04. Ketua Teater

278 40 1
                                    

"Meski gue Ketua Teater di SMA Mandiri, yang jagonya pura-pura dan ngedrama ini. Bukan berarti perasaan gue ke Lo itu serius. Ya, sama, cuma pura-pura dan buat drama."

-Arshaka-

Happy Reading 🕊️🐾

•••

Shaka menyuapkan sesendok Empek-empek ke mulutnya. Shaka terdiam cukup lama sembari mengunyah itu dengan nikmat. Shaka manggut-manggut. "Mayan, enak juga nih Empek-empek. Jarang makan Empek-empek versi masakan rumah."

Shaka melanjutkan makannya. Matanya menyusuri sudut-sudut dapur dan sekitarnya. Sepi sekali, batinnya. Begitulah suasana rumah Shaka setiap harinya. Rumah sebesar ini hanya dihuni oleh 5 orang. 2 orang ART, orang tua Shaka dan Shaka sendiri. Orang tua Shaka sibuk bekerja, berangkat pagi pulang malam.

Kadang Shaka bangun tidur, rumah sudah sepi. Jarang sekali Shaka melihat wajah Mama dan Papanya di waktu-waktu seperti ini, atau mungkin tidak pernah. Malam hari, saat Shaka ingin berbagi cerita dengan mereka, semua mengeluh lelah dan langsung pergi ke kamar masing-masing untuk istirahat.

"Den Shaka, mangan opo iku?" ("Den Shaka, makan apa itu?") tanya Bi Romlah dari arah belakang, membuat Shaka terperanjat kaget, hampir saja tersedak. Untung Shaka ini terbiasa mengendalikan ekspresi, secara Shaka Ketua Teater di SMA Mandiri.

"Apa sih, Bi? Hampir jantungan tau, gak?" emosi Shaka, menatap intens Bi Romlah. Shaka mengelus dadanya. Di sekolah ada Rossi di rumah ada Bi Romlah, lengkap sudah.

Bi Romlah hanya tersenyum canggung. Wanita paruh baya yang berumur sekitar 45 tahunan itu sudah bekerja di rumah Shaka selama 15 tahun. Shaka sudah menganggapnya seperti Ibu sendiri, secara orang tua Shaka jarang sekali ada di rumah, yang mengurus semua kebutuhan Shaka adalah Bi Romlah. Mulai dari urusan makan sampai kebutuhan-kebutuhan yang lain.
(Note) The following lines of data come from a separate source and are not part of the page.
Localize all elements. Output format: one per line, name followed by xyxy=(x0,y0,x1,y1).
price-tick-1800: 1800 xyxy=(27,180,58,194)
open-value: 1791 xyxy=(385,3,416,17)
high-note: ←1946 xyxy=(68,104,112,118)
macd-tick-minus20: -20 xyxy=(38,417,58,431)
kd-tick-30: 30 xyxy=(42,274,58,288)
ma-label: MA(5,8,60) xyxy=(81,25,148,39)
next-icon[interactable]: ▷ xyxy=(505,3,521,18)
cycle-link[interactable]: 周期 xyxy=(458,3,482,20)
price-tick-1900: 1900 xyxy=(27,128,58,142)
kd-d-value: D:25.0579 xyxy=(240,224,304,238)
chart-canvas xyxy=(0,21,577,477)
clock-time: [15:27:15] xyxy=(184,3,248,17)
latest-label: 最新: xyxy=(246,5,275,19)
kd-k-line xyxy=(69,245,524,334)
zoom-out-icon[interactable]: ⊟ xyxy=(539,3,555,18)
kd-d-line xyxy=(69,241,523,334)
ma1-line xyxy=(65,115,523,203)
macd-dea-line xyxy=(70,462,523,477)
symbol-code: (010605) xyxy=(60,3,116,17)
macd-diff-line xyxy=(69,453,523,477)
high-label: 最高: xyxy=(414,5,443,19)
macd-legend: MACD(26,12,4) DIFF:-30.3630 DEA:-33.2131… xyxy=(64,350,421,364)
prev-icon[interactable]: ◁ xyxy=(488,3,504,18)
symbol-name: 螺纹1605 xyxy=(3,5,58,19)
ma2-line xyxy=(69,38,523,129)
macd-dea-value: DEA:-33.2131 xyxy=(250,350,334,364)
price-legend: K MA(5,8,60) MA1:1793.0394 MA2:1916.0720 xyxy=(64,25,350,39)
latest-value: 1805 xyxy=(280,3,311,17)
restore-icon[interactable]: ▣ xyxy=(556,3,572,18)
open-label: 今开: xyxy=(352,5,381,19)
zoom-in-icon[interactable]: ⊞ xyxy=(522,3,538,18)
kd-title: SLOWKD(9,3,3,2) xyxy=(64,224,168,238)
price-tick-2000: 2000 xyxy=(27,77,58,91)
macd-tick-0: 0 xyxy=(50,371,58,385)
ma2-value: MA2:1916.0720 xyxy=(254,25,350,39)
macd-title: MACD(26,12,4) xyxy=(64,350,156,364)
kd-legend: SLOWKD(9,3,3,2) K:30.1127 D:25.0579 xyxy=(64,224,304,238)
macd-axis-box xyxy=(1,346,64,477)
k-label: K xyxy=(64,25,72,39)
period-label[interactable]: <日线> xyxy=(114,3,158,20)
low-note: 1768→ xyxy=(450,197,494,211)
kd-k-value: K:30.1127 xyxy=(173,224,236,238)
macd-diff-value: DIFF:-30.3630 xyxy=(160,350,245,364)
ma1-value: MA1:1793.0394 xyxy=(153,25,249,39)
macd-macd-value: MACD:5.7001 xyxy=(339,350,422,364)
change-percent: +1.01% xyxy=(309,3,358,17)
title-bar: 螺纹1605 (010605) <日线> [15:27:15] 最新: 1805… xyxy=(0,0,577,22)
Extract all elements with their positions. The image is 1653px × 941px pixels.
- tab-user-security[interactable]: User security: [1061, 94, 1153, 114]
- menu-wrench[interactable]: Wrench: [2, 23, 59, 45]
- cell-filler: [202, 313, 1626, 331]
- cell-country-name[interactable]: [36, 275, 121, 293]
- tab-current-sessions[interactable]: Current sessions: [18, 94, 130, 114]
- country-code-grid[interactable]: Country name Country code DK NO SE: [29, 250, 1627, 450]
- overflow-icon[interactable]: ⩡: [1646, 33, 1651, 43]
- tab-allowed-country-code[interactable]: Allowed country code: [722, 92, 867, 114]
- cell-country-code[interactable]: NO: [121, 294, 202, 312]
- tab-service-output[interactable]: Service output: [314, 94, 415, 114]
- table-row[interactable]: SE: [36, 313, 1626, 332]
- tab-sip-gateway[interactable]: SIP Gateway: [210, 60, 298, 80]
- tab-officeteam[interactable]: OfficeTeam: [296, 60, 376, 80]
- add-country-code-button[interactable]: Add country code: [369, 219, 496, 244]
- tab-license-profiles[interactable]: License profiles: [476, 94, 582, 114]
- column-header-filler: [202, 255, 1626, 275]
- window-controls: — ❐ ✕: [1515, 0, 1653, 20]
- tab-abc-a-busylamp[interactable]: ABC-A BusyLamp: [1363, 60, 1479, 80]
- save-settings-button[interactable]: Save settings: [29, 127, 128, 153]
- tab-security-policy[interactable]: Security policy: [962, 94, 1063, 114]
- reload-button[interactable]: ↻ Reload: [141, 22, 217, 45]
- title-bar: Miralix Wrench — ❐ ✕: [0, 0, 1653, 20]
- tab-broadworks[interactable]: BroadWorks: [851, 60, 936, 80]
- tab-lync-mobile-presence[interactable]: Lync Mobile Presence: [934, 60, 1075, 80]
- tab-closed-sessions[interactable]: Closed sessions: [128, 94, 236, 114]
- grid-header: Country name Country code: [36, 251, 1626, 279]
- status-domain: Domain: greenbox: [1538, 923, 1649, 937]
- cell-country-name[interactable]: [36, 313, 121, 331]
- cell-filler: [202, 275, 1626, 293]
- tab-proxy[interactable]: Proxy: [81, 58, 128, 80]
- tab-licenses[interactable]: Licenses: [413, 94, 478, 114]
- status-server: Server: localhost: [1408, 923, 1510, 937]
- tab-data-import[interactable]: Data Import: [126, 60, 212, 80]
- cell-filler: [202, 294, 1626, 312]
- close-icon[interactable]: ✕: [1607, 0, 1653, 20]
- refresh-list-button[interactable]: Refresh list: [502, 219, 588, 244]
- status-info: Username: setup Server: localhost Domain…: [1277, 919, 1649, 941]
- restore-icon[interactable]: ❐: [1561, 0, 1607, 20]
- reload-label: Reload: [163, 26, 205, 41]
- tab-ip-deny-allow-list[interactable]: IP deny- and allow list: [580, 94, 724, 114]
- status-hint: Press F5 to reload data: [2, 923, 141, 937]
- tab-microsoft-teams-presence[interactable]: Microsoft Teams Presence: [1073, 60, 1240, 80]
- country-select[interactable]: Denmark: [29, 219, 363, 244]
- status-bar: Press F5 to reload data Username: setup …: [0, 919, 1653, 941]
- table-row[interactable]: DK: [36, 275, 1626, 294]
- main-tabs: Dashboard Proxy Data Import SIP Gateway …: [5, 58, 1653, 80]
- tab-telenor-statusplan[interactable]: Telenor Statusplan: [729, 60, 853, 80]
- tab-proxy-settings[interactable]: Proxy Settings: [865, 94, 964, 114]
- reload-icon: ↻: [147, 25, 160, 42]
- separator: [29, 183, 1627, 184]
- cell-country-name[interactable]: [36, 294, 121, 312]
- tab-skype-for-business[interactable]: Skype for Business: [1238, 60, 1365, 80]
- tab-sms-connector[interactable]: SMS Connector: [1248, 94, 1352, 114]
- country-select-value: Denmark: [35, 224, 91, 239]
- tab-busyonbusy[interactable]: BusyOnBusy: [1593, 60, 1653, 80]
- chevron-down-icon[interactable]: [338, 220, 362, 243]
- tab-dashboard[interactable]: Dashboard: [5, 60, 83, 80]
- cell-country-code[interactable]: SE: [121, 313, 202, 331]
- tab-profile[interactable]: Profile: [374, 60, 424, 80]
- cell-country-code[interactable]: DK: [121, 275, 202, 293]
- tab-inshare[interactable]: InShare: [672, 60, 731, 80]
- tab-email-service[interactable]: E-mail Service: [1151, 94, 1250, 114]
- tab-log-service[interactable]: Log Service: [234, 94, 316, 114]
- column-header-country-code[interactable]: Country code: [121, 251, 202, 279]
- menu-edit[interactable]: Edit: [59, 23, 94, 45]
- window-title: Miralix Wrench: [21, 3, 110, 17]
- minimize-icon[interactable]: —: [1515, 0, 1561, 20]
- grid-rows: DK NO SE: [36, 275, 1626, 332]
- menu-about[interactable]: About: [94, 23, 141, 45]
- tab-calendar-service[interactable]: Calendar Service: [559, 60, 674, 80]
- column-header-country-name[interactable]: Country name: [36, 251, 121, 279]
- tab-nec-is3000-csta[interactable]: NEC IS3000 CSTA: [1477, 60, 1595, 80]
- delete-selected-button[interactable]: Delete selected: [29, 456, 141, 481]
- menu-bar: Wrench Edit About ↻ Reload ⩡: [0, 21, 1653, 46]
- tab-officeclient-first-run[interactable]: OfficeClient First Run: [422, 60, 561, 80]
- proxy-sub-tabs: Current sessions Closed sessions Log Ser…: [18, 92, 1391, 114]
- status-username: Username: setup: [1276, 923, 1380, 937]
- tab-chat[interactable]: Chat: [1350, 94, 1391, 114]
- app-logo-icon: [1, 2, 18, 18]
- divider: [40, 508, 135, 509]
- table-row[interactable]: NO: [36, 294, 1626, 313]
"Makan apa, Den?" tanya Bi Romlah lagi. Bi Romlah itu sering sensitif dengan makanan yang dimakan Shaka, karena terbiasa memberi Shaka makanan masakannya yang biasanya berupa sayur.

Shaka menelan kunyahannya dahulu. "Empek-empek. Dikasih tetangga tadi. Enak, Bi," balas Shaka sambil terus melahap Empek-empeknya dengan nikmat.

"Lah, emange Ono tonggo anyar yo ndek kene?" ("Lah, emangnya ada tetangga baru ya di sini?") Bi Romlah bertanya heran. Bi Romlah tidak mendapat kabar apa pun jika ada tetangga baru hari ini. Tapi, kemarin ia sempat mendengar gosip tetangga jika penghuni depan rumah pindah dan rumahnya dijual.

Shaka mengangguk. "Iya, tuh depan rumah." Shaka bangkit, beranjak pergi dari dapur karena makanannya sudah habis. Ia mengantuk dan ingin tidur.

"Eh, tunggu Den..." Bi Romlah mencegah Shaka pergi. Shaka menghentikan langkahnya, kemudian menoleh ke arah Bi Romlah. Mata Shaka seolah bertanya ada apa pada Bi Romlah.

Bi Romlah mengeluarkan sebuah kalung dari saku dasternya, memberikannya pada Shaka. "Ini tadi Bi Romlah nemu di depan gerbang. Ada tanda salibnya, punya Aden?" tanya Bi Romlah membuat Shaka langsung melebarkan mata.

"Gila aja Bi. Shaka kan Islam Napa make kalung salib, kan, Krislam jadinya!" Shaka menggeleng tidak percaya, bisa-bisanya Bi Romlah mengira ini punya Shaka.

Bi Romlah tertawa pelan. "Iya, juga, ya. Terus ini punya siapa?"

Shaka menggaruk rambutnya, berpikir sejenak, kalung ini milik siapa. Tidak sengaja, Shaka mengingat pertemuannya dengan Nathalia di depan gerbang tadi. Apa ini milik Nathalia? Tapi tidak mungkin. Nathalia Kristen? Shaka menggelengkan kepalanya, mungkin punya orang lain bukan Nathalia.